It's been quite a week in technology for the socially conscious. First the unveiling of an eco-friendly heated bra in Japan meant to keep people from turning up the thermostat in the winter. And now, a calendar of pinup girl geeks meant to dissolve stereotypes and raise scholarship money for young women pursuing careers in computer science.
Denver resident Lilac Mohr, 26, who both produced and modeled for the just-released Geek Gorgeous 2006 calendar, said it was an idea fueled by a decade in the male-dominated field of computer programming. She started working as a programmer at age 16, she said.
"I found it a little discouraging" being the only woman at work or in computer science classes during college, she said. The calendar sets "out to show the world that there are plenty of beautiful, intelligent and interesting women in the fields of computers and engineering."
Mohr, the June model, was further fueled by male co-workers who told her she wouldn't be able to find "12 attractive women working in computers."
So she put an ad in a local paper and on Craigslist for models who work in the computer industry and was "amazed" by both the quantity and the quality of respondents, mostly from Colorado. Mohr, who owns a software consulting firm and co-owns three franchise video games stores (with her husband), had to turn away a dozen or so aspiring models, she said.
The poster-size calendar features scantily clad babes in technology-related scenes: March is serving up a platter of iPods at a fast-food restaurant while October is wearing a halter-top made of computer cables.
The women also reveal precious details about their inner nerdiness. For example, Mohr is a Trekkie whose "latest obsession is data mining and statistical analysis of econometric data for an upcoming real estate investment application." Tracy, Miss March, attends "Sci-Fi conventions, although she's never attended one in costume." And Barbara, Miss August, said her "friends give her a hard time because she'd rather stay home and play computer games than go out to the movies."

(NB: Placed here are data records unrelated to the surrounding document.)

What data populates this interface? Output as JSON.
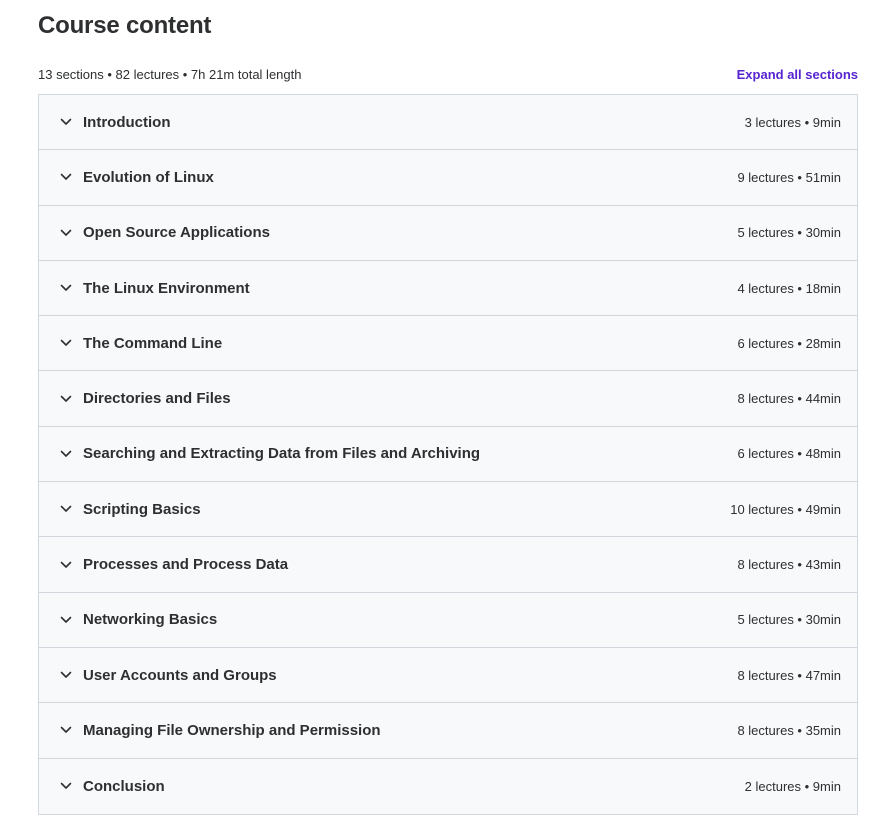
{
  "header": {
    "title": "Course content",
    "summary": "13 sections • 82 lectures • 7h 21m total length",
    "expand_all_label": "Expand all sections"
  },
  "colors": {
    "accent": "#5624d0",
    "text": "#2d2f31",
    "row_background": "#f7f9fa",
    "border": "#d1d7dc"
  },
  "sections": [
    {
      "title": "Introduction",
      "meta": "3 lectures • 9min",
      "icon": "chevron-down-icon"
    },
    {
      "title": "Evolution of Linux",
      "meta": "9 lectures • 51min",
      "icon": "chevron-down-icon"
    },
    {
      "title": "Open Source Applications",
      "meta": "5 lectures • 30min",
      "icon": "chevron-down-icon"
    },
    {
      "title": "The Linux Environment",
      "meta": "4 lectures • 18min",
      "icon": "chevron-down-icon"
    },
    {
      "title": "The Command Line",
      "meta": "6 lectures • 28min",
      "icon": "chevron-down-icon"
    },
    {
      "title": "Directories and Files",
      "meta": "8 lectures • 44min",
      "icon": "chevron-down-icon"
    },
    {
      "title": "Searching and Extracting Data from Files and Archiving",
      "meta": "6 lectures • 48min",
      "icon": "chevron-down-icon"
    },
    {
      "title": "Scripting Basics",
      "meta": "10 lectures • 49min",
      "icon": "chevron-down-icon"
    },
    {
      "title": "Processes and Process Data",
      "meta": "8 lectures • 43min",
      "icon": "chevron-down-icon"
    },
    {
      "title": "Networking Basics",
      "meta": "5 lectures • 30min",
      "icon": "chevron-down-icon"
    },
    {
      "title": "User Accounts and Groups",
      "meta": "8 lectures • 47min",
      "icon": "chevron-down-icon"
    },
    {
      "title": "Managing File Ownership and Permission",
      "meta": "8 lectures • 35min",
      "icon": "chevron-down-icon"
    },
    {
      "title": "Conclusion",
      "meta": "2 lectures • 9min",
      "icon": "chevron-down-icon"
    }
  ]
}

Mohr said she knows some people will see the calendar as objectifying women. But she argues that teenagers these days look up to celebrities who flaunt their beauty and sexiness. The calendar, she said, shows them that you can be all that, and intelligent and tech savvy, too.
The calendar, for sale at the Geek Gorgeous site, costs $19.99 plus $4 for shipping. All proceeds will go to a college scholarship fund Mohr is starting, she said.